The good news for the Buck family is that Republicans and Democrats agree there needs to be a short-term fix for the Bucks and other families trapped in the same crisis. The bad news for the Buck family is that they never should’ve been put into this position. Now the Bucks are providing the DFL with a little well-deserved retribution:
Here’s the transcript of the Bucks’ ad:
DAVID BUCK: We run a family business on a tight budget.
ANN BUCK: The Democrats promised lower health care costs and that did not happen. Health care costs are soaring and families just can’t afford the premiums.
DAVID: Our rates are going up to $3,300 a month, $40,000 a year — $40,000 a year.
ANN: It’s insanity.
DAVID: Democrats got us into this mess with MNsure.
ANN: If we don’t vote against Democrats, we’re just going to get more of the same.
The truth is that the DFL created this crisis because they put a higher priority on achieving an ideological victory than they put on doing the right thing.
Technorati: Ann Buck, David Buck, Health Insurance, Insurance Premiums, Deductibles, Health Care Crisis, Paul Thissen, Mark Dayton, DFL, Election 2016
Well, in defense of the DFL, you must admit they have absolutely NO idea of what “the right thing” is.
This is the couple that runs Buck’s Unlimited, one of the biggest corporate dairy farms in Minnesota.
David’s the vice president of the Minnesota Milk Producers Association. He and Ann and his brothers and son DJ are all big wheels in the Minnesota dairy world.
They are not the small mom and pop farmers they are made out to be. They’re not eligible for the MNsure tax subsidy because they make much more than the $97,000 a year cutoff. Most dairy farms are less than 80 acres; Buck’s Unlimited LLC is over ten times that, with 907 acres on four separate farms.
They don’t own any of the 907 acres on which they operate, which not only saves them from paying any real estate tax, they get to write off their rent payments on their Federal and state taxes! On top of that, David Buck has received over $600,000 in subsidies from the Federal government since 1995. (His brothers and son DJ have also got six figures worth of free money from the government.)
Thank Ted Cruz, he removed the money that was in the affordable health care law. That money was in there to help the insurance companies to absorb loss due to the increase in people that had pushed of services, because they were not affordable. The Buck family detectable is like 24% of a typical person in MN yearly earning (the Bucks must be better off to be able to risk the paying of that large of deductible. So why are they crying when the person in Remer, Togo, Big Fork, etc would never risk having a 13000 bill in a single year…..
Wake up … Wake up … …
I hope we get to single payer before I am born and have to pay insurance companies their blood money.

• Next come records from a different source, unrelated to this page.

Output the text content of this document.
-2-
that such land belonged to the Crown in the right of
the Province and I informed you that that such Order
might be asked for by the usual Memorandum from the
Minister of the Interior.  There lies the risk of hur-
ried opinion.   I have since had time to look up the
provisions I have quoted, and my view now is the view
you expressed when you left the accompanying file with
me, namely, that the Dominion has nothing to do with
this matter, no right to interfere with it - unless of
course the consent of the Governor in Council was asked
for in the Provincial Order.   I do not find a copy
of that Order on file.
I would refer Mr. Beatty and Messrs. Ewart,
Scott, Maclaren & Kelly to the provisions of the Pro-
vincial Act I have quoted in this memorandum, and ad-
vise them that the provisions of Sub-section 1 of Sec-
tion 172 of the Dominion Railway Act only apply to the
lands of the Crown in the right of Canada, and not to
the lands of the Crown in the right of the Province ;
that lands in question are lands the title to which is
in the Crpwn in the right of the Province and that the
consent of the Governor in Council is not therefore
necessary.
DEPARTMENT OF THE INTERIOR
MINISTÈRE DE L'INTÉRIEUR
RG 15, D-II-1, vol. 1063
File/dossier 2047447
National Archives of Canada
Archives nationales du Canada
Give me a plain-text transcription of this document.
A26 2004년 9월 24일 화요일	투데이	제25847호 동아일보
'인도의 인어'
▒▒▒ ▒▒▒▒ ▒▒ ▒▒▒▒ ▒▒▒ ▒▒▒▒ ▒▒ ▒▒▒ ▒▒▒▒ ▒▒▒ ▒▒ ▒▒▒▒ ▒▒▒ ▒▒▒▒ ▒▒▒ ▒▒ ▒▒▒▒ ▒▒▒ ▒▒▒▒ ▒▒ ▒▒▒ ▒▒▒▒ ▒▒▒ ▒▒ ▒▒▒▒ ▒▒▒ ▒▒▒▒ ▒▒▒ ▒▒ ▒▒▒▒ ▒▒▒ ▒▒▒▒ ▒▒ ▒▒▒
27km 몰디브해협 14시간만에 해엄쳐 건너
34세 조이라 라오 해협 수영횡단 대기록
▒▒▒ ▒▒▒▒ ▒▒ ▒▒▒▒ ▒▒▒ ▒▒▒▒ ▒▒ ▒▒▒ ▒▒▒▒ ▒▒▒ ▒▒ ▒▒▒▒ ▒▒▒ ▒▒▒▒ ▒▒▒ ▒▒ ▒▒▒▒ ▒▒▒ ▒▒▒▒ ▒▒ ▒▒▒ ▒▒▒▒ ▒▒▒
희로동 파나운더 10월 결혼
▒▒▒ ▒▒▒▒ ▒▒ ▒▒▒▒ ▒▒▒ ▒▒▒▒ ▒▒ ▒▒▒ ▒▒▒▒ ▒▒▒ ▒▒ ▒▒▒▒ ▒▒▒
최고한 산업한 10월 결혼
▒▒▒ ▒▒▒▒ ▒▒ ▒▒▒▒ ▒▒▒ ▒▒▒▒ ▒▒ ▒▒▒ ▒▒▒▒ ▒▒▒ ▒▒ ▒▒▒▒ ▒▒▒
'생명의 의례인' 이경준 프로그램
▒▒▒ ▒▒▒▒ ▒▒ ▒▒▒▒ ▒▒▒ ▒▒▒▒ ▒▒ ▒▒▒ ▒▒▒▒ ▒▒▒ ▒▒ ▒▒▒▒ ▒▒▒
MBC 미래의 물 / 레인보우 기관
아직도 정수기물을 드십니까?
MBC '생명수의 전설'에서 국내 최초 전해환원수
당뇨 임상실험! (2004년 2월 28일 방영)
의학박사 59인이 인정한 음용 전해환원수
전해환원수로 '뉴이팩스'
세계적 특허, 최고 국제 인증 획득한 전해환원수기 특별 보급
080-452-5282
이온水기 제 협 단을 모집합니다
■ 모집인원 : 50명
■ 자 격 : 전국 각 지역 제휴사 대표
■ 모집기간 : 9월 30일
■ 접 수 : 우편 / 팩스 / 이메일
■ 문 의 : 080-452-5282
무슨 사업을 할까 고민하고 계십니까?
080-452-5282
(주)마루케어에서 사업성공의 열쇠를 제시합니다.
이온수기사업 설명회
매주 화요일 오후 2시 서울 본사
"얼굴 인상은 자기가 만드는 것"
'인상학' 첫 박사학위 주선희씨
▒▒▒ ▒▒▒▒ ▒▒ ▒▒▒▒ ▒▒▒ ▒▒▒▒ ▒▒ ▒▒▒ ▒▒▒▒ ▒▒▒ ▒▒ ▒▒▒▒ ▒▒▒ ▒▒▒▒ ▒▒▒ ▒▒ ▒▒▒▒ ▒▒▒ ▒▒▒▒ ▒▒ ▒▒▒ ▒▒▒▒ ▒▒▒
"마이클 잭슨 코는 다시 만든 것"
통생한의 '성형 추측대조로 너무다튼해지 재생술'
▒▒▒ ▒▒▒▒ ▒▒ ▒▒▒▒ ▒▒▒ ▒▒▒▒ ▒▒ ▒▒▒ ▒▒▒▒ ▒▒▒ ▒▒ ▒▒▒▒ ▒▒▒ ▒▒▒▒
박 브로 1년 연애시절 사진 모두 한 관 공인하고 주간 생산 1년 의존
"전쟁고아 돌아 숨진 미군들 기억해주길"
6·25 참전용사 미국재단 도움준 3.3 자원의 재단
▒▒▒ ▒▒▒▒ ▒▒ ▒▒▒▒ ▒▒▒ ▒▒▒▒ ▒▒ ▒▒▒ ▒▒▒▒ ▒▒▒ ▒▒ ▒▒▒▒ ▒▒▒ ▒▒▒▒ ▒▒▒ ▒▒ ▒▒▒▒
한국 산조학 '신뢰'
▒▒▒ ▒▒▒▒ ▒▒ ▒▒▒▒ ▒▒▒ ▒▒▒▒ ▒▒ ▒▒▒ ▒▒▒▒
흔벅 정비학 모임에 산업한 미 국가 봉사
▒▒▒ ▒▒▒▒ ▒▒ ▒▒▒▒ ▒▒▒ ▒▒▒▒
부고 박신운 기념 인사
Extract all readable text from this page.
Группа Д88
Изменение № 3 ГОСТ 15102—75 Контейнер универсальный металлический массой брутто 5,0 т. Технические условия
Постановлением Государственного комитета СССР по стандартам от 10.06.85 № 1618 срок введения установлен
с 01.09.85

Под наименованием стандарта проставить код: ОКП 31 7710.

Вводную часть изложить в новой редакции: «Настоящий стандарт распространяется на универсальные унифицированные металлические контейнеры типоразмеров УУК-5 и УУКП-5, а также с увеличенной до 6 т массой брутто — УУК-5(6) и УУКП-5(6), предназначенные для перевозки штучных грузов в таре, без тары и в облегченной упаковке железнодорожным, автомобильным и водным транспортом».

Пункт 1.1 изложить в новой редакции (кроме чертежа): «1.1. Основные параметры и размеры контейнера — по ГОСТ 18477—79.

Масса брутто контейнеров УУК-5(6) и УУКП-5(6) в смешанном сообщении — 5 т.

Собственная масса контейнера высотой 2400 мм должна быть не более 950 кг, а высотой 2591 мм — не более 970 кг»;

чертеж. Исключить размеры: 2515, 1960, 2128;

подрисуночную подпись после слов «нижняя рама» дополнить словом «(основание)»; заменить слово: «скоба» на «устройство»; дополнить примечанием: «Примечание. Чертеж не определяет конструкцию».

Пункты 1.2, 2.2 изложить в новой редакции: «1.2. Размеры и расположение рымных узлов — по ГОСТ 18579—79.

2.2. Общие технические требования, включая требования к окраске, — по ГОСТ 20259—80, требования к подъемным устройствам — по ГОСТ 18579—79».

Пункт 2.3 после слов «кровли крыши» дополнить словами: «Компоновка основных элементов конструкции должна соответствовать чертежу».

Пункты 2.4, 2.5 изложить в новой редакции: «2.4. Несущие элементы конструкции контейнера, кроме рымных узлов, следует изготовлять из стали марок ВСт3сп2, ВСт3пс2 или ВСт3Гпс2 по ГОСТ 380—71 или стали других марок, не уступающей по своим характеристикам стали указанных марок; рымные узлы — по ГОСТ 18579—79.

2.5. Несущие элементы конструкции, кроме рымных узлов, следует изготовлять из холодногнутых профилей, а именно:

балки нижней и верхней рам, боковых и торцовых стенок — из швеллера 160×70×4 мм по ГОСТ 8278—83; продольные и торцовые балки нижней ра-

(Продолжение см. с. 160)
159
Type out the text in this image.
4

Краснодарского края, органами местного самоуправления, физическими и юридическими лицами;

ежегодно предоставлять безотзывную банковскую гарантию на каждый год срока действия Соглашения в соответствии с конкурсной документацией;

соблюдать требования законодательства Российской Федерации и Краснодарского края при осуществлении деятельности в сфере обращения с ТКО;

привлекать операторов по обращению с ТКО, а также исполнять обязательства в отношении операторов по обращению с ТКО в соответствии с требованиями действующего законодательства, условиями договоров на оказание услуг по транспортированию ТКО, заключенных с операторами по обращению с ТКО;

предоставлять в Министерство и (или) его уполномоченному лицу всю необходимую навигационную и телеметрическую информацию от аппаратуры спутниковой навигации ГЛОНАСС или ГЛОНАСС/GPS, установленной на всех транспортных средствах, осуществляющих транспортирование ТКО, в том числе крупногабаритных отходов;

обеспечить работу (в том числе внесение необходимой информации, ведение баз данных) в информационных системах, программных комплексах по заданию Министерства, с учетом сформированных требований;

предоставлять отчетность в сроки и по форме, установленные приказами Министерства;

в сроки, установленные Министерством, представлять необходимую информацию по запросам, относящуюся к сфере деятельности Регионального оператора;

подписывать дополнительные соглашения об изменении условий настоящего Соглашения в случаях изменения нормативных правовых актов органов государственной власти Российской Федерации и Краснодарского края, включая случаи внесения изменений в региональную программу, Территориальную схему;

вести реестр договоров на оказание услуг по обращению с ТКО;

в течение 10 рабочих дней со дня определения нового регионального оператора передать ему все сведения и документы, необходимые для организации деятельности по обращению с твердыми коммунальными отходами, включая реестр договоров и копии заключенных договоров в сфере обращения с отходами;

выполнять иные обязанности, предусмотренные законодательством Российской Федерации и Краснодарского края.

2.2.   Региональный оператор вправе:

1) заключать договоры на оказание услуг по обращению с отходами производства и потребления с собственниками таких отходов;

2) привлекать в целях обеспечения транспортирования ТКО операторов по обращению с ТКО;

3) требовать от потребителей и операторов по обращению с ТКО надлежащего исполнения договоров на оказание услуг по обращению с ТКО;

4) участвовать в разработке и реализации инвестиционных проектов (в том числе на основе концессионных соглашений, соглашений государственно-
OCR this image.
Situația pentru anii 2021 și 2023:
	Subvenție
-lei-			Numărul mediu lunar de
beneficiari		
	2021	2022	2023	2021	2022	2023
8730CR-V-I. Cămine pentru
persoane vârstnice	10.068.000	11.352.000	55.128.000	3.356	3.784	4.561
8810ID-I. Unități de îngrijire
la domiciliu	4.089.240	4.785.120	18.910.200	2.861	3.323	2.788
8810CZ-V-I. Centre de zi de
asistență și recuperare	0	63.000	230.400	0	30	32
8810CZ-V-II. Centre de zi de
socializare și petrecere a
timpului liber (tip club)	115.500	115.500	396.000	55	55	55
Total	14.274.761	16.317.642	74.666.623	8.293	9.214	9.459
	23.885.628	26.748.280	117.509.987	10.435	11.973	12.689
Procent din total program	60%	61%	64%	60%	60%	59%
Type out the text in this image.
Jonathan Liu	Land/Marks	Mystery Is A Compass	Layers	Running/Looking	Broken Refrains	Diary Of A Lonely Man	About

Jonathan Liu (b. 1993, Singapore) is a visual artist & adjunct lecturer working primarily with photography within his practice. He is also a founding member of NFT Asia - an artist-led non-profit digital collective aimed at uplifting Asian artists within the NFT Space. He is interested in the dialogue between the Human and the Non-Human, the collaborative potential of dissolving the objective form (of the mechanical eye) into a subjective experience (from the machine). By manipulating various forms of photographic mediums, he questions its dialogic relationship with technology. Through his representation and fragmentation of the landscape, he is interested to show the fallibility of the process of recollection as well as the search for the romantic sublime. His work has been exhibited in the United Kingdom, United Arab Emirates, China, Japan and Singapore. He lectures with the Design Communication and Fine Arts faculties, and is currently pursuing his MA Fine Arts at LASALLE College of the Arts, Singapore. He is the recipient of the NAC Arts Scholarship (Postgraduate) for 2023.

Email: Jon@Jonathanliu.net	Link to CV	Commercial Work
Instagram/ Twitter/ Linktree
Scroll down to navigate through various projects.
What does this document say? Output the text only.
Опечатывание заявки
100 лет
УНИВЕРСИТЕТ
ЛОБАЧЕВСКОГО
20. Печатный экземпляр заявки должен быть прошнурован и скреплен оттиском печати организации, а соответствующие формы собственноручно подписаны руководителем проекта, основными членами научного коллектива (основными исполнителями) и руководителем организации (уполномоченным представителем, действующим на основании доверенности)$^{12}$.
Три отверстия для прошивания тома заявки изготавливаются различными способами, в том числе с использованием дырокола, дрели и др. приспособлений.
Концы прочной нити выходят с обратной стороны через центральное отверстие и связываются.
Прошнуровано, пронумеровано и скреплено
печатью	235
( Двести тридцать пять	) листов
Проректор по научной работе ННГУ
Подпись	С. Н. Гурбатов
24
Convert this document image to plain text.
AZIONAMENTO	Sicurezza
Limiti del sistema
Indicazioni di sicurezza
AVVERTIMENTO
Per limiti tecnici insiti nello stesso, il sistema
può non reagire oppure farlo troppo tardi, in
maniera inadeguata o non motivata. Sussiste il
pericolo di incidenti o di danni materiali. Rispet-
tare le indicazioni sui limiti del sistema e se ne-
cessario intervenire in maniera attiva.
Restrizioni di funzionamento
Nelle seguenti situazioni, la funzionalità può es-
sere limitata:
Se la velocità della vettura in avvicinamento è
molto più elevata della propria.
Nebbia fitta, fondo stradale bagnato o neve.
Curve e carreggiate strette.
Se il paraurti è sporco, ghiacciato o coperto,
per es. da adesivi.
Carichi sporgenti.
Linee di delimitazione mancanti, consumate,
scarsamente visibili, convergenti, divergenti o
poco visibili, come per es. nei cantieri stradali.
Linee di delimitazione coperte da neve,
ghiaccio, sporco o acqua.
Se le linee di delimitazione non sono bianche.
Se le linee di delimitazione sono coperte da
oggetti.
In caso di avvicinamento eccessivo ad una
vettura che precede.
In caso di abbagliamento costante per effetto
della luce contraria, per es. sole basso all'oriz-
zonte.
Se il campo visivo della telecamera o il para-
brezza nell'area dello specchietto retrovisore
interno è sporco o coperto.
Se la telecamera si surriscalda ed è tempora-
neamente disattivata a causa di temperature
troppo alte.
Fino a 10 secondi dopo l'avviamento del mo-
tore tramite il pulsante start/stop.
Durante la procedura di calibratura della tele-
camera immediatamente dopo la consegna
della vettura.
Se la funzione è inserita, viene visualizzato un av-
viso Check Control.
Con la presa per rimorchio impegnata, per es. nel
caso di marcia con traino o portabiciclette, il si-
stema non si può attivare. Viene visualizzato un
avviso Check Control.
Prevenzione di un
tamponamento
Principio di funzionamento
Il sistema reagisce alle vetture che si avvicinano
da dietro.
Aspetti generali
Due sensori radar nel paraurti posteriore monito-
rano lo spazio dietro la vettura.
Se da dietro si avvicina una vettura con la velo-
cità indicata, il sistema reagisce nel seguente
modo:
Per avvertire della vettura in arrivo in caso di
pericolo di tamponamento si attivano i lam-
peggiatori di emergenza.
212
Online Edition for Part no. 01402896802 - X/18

I see that a birth in 1955 at Crosby Miner Hospitable cost parents (with no insurance at all) less than $25.00.
Get the insurance companies out of needed heath care. They can cover “plastic surgery” when it is not needed to reconstruct features after an accident or birth defect.
Actually, it was Sen. Rubio who removed the insurance company bailouts. As for single-payer, why would anyone think that Democrats are good at running anything? Just look at Detroit & tell me that they know how to run anything.
Why should it matter if a family is making $10,000 or $1,000,000 a year, Obamacare/MNSure is a financial disaster for the buyers and the Nation/State as a whole. The poor can’t afford it so we subsidize them to buy it and they still can’t afford to go to the doctor due to high deductibles. Get government and their mandates out of the way so people can buy what they want, not what some Washington/Minnesotan bureaucrats say you need.
Also, who has received more subsides since 1995, a welfare recipient living off the government or a farmer living by the rules set forth by the government? I don’t like either getting subsidized but at least the farmer produces something of worth whereas the welfare recipient only produces more need for welfare.